Une réorganisation des effectifs a généré une baisse de 39.216 € de dépenses de personnel mais c’est surtout la baisse de la facture d’achat d’eau au pays de Montbéliard (- 100.000 €) et l’amélioration du réseau, qui présente moins de fuites, qui expliquent cette baisse des dépenses. Les travaux qui consistent à repérer et réparer les endroits où le réseau perd de l’eau ne datent pas de l’actuelle majorité. Le programme a été engagé voici cinq ans maintenant. Il commence à produire des résultats puisque le rendement du réseau est passé au-dessus de 75 %. C’est une nette amélioration mais un quart de l’eau part toujours dans la nature et comme la Cab n’en a pas assez sur son territoire, elle est obligée d’aller en acheter, plus chère, chez sa voisine montbéliardaise pour alimenter sa population. D’ailleurs, toute l’eau qui est achetée à Montbéliard ne sert qu’à compenser celle qui part dans les fuites.
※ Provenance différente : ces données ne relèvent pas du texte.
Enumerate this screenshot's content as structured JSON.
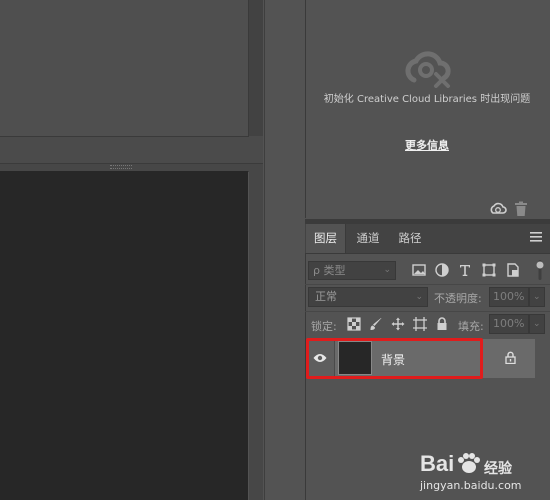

Damien Meslot, président de la Cab, estime que les travaux d’amélioration du réseau permettront, à terme, de stabiliser le coût de l’eau. En attendant, les économies ne permettent pas, à elles seules, de dégager l’argent nécessaire au financement des travaux si le recours à l’emprunt est limité. La consommation d’eau a baissé de 1 % en 2014, ce qui représente des recettes en moins pour la communauté d’agglomération.

L’augmentation de 2 % des tarifs consommation et abonnements est destinée à apporter 165.000 € en plus pour les recettes du budget 2015. 495.000 € pour réparer les fuites du réseau Une augmentation de l’épargne de 707.000 € est prévue, ce qui permet de diminuer de 667.000 € le recours à l’emprunt.
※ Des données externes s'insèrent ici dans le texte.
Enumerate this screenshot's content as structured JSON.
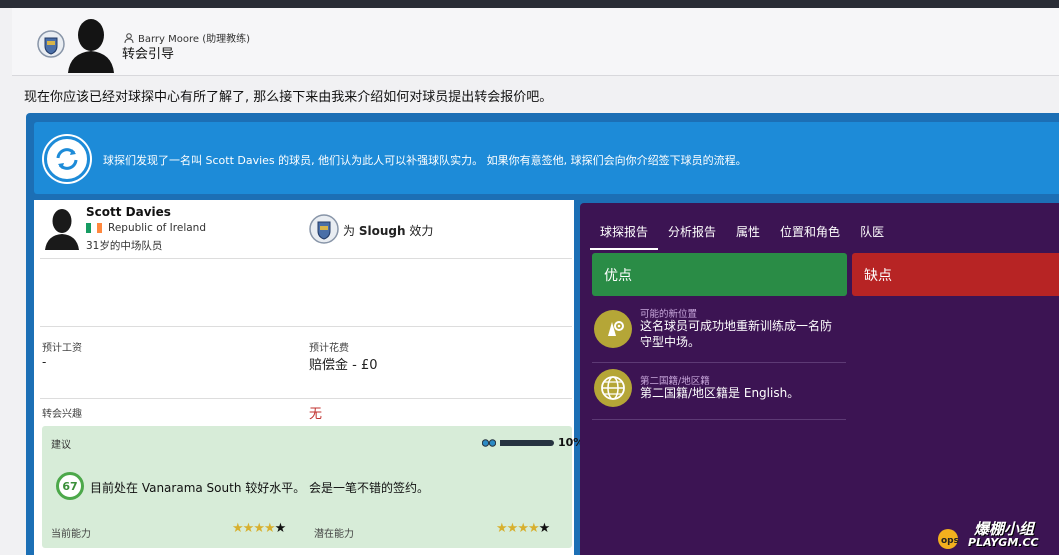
{
  "header": {
    "speaker_name": "Barry Moore (助理教练)",
    "title": "转会引导"
  },
  "intro_text": "现在你应该已经对球探中心有所了解了, 那么接下来由我来介绍如何对球员提出转会报价吧。",
  "banner": {
    "text": "球探们发现了一名叫 Scott Davies 的球员, 他们认为此人可以补强球队实力。 如果你有意签他, 球探们会向你介绍签下球员的流程。",
    "icon": "refresh-cycle-icon"
  },
  "player": {
    "name": "Scott Davies",
    "nation": "Republic of Ireland",
    "nation_flag_colors": [
      "#169b62",
      "#ffffff",
      "#ff883e"
    ],
    "age_position": "31岁的中场队员",
    "plays_for_prefix": "为",
    "club": "Slough",
    "plays_for_suffix": "效力"
  },
  "details": {
    "wage_label": "预计工资",
    "wage_value": "-",
    "fee_label": "预计花费",
    "fee_value": "赔偿金 - £0",
    "interest_label": "转会兴趣",
    "interest_value": "无"
  },
  "advice": {
    "label": "建议",
    "confidence_pct": "10%",
    "confidence_fraction": 0.1,
    "ability_score": "67",
    "text": "目前处在 Vanarama South 较好水平。 会是一笔不错的签约。",
    "current_ability_label": "当前能力",
    "current_ability_stars": 3.5,
    "potential_ability_label": "潜在能力",
    "potential_ability_stars": 4
  },
  "tabs": [
    {
      "label": "球探报告",
      "active": true
    },
    {
      "label": "分析报告",
      "active": false
    },
    {
      "label": "属性",
      "active": false
    },
    {
      "label": "位置和角色",
      "active": false
    },
    {
      "label": "队医",
      "active": false
    }
  ],
  "report": {
    "pros_title": "优点",
    "cons_title": "缺点",
    "pros": [
      {
        "category": "可能的新位置",
        "text_line1": "这名球员可成功地重新训练成一名防",
        "text_line2": "守型中场。",
        "icon": "position-change-icon"
      },
      {
        "category": "第二国籍/地区籍",
        "text_line1": "第二国籍/地区籍是 English。",
        "text_line2": "",
        "icon": "globe-icon"
      }
    ]
  },
  "watermark": {
    "line1": "爆棚小组",
    "line2": "PLAYGM.CC"
  },
  "colors": {
    "banner_blue": "#1d8bd8",
    "pros_green": "#2a8c46",
    "cons_red": "#b72424",
    "panel_purple": "#3c1453",
    "advice_green": "#d7ecd8"
  }
}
Les dépenses d’équipements en 2015 sont prévues pour 2,09 millions d’euros. Elles seront financées à 52 % par de l’emprunt, 28 % par des subventions et 20 % par de l’autofinancement. Les principales dépenses d’investissement cette année concerneront le renouvellement du réseau (890.000 €) et la réparation des fuites (495.000 €). L’encours de la dette pour la fourniture d’eau est passée de 16,3 millions d’euros en 2013 à 15,5 M€ en 2014.
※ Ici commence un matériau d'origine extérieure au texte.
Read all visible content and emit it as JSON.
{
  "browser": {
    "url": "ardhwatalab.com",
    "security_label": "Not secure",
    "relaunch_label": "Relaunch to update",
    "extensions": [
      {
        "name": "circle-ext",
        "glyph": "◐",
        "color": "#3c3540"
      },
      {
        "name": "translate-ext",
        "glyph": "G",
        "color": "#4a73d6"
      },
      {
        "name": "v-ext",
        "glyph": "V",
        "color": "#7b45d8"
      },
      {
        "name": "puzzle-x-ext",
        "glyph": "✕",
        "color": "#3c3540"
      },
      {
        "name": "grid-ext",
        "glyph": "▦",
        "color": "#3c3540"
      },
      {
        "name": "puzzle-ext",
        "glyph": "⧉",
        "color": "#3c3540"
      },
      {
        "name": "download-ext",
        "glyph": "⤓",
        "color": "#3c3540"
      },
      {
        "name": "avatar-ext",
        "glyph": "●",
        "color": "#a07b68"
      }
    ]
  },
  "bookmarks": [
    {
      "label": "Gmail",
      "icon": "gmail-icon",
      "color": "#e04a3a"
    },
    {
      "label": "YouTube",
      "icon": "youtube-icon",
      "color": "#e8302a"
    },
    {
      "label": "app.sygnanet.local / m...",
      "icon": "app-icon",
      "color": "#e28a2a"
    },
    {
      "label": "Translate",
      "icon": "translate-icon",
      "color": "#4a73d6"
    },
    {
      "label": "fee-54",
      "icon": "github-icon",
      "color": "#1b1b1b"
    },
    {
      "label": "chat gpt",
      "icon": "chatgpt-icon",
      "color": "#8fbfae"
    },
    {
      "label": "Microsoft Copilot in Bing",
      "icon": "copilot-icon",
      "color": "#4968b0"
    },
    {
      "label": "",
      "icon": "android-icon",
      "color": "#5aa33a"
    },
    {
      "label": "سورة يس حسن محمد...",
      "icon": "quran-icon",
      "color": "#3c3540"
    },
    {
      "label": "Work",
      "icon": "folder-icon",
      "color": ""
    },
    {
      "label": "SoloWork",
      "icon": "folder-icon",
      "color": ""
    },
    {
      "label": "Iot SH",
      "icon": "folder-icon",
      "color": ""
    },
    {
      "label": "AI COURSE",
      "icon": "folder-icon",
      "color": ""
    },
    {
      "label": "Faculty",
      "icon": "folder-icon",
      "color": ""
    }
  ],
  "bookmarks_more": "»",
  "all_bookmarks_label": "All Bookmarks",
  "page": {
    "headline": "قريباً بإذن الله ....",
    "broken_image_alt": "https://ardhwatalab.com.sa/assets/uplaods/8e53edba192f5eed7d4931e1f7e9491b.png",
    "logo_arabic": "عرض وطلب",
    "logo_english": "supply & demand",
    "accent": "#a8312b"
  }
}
Le même raisonnement vaut pour l’assainissement, c’est-à-dire la collecte et le traitement des eaux usées, avec notamment toute la gestion des stations d’épuration. Le budget de l’assainissement est de 16,4 M€. Les dépenses sont en recul de 3,13 % (- 246.071 €). L’augmentation de 2 % de la part assainissement du mètre cube devrait rapporter 236.000 € supplémentaires à la Cab en 2015. L’épargne nette est attendue en hausse de 150 % cette année passant de 197.836 à 494.447 €. Cela permettra un recours à l’emprunt en baisse de 40 % (-1,87 M€). 2014 avait été une grosse année en terme d’investissements. 2015 sera moins importante avec 2 M€ de dépenses en moins, pour s’établir à 4,72 M€. Les plus gros chantiers seront l’opération Sud Savoureuse (1,69 M€) et la maintenance du réseau et des stations de dépollution (1,26 M€).

René Schmitt (EELV) a critiqué l’absence de différenciation dans les tarifs de l’eau, plaidant pour des tarifs préférentiels pour les consommateurs « qui ont de faibles moyens » et demandant que les hausses soient d’abord supportées « par les gros consommateurs ».